I partially lied because he DOES emphasise certain aspects over others but they are not the technical ones. he stresses that "real" power comes from complete unification of "qi", intent, and physical strength. Ignore whatever "qi" means to you and just take it as saying that the complete unification of the physical, emotional, psychological, intelectual, technical and whatever other components there are....everything coming together as one for that punch....THAT is what gives you power. The rest is just details.
I don't think I'm up for that article.
Good thread by the way.
The F=m*a logic is misleading. Force is the cause, acceleration of a mass is the effect.
Originally Posted by Koto_Ryu
There is a force to do with the slowing down of a moving object when it encounters another object. This makes assumptions final conditions which I won't go into in detail but essentially a good approximation is the "Kinetic Energy = 1/2*m*v^2", divided by the distance of penetration into the object "d" (which depends on the hardness of the object). The m is the mass utilised in the strike as free flight moving object (launching your bodyweight forward).
A further addition to the total force is the driving through on impact (or aiming behind the target). You may have mentioned this but for completeness I include it.
Summary of what you are getting at:
Ftotal= KE/d + Fdriving through
You can increase KE by increasing the mass in the strike.
Would you happen to know if anything like that is used in Xingyi?
Originally Posted by Omar
And I hate to ask you this, 'cause it's proabably an essay question, but could you elaborate a little on these "6 kinds of power" in Baji? I'm probably requesting alot, so if you don't care to answer, that's fine, but I'm simply too curious not to ask.
Glad this helped clear some stuff up then :thumbsup:
Originally Posted by Omar
I'm actually a strongman wannabe more than both of those :glasses2: And from what I've noticed they tend to stick with the simpler something is, the better it is for you. That's why you'll see them picking up heavy rocks in their backyard while the bodybuilders are shooting drugs into their ass and doing their 50th set of kickbacks. Simple but effective, and is a lot better for you overall than bodybuilding. Good to see that this helped show where I was coming from a bit better too.
To be honest, I think I probably suffered a bit from my general predjudice about body-builders or powerlifters.
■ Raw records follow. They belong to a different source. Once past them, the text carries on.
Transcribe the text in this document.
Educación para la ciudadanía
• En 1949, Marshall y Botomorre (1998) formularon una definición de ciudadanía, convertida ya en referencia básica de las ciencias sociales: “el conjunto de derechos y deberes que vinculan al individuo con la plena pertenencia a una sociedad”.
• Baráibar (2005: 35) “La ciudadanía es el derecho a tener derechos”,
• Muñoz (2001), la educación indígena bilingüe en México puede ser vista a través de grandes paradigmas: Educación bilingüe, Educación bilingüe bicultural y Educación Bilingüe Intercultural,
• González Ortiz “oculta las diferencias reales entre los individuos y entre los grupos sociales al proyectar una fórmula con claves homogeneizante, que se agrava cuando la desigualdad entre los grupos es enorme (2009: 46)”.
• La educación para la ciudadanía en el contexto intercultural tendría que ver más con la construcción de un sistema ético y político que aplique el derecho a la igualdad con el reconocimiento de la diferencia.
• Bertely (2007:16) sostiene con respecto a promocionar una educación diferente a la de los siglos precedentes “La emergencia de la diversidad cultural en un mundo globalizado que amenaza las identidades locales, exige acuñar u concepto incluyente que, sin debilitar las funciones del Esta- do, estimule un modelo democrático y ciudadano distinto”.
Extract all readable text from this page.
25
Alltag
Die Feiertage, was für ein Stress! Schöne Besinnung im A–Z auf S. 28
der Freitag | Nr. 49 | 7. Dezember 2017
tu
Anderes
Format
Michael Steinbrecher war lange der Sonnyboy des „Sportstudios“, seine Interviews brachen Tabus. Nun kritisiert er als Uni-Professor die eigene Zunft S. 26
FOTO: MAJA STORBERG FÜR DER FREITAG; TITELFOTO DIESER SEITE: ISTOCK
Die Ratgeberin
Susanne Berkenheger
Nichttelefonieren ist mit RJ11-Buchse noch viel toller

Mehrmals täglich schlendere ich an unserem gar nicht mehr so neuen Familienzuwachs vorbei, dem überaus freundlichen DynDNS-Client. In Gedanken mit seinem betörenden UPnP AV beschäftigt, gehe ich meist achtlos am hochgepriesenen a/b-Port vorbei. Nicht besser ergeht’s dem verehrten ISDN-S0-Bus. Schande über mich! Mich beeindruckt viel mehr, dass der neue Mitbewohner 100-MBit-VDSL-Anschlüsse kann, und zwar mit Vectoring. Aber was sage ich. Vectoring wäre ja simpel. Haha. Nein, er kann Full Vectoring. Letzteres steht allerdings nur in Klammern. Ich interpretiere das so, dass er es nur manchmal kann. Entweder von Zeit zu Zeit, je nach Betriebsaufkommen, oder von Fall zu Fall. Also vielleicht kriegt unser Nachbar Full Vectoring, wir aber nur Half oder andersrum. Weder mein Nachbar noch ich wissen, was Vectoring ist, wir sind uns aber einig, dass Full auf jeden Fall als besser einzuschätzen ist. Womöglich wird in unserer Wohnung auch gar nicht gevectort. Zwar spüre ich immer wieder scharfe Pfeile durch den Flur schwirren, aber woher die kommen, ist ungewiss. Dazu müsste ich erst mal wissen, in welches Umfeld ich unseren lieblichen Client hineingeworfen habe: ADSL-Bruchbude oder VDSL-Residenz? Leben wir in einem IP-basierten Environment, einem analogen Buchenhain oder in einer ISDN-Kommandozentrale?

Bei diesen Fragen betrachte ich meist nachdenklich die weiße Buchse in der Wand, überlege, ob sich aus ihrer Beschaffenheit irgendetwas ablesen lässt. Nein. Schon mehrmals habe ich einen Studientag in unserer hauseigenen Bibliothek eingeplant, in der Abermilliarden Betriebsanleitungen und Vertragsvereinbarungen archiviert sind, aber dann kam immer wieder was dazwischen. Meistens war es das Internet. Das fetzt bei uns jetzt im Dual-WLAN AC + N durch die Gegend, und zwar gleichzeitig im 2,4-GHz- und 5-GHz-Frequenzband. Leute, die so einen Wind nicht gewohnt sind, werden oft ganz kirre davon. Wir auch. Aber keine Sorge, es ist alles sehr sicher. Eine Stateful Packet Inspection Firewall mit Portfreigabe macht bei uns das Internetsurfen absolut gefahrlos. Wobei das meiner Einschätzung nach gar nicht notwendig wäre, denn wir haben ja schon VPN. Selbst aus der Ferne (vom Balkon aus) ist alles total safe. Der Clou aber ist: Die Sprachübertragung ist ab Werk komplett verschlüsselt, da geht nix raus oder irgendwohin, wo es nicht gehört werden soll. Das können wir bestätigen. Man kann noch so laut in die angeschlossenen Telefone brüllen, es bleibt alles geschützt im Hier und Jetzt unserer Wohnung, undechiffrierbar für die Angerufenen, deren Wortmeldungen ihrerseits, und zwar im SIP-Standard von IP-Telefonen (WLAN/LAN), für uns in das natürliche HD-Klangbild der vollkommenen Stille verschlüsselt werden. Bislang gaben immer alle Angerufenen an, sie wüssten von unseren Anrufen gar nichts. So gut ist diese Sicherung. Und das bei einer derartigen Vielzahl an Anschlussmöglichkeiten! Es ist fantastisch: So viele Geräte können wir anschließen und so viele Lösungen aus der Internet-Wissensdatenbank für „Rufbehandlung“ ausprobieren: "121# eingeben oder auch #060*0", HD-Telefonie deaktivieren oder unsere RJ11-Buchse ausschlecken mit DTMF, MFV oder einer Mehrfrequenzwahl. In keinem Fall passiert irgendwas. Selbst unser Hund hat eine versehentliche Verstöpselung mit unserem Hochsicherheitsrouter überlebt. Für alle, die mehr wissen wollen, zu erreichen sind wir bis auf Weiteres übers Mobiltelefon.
I give you mad props for what you've accomplished on that
front and in my experience, nearly everyone who has put that much time and energy into pure strength development has a STRONG tendency to sort of place disproportionate emphasis on how various muscle groups work together.
I was trying to keep it as simple as possible, and considering I don't take physics until the fall semester, F=ma sounded the best to me.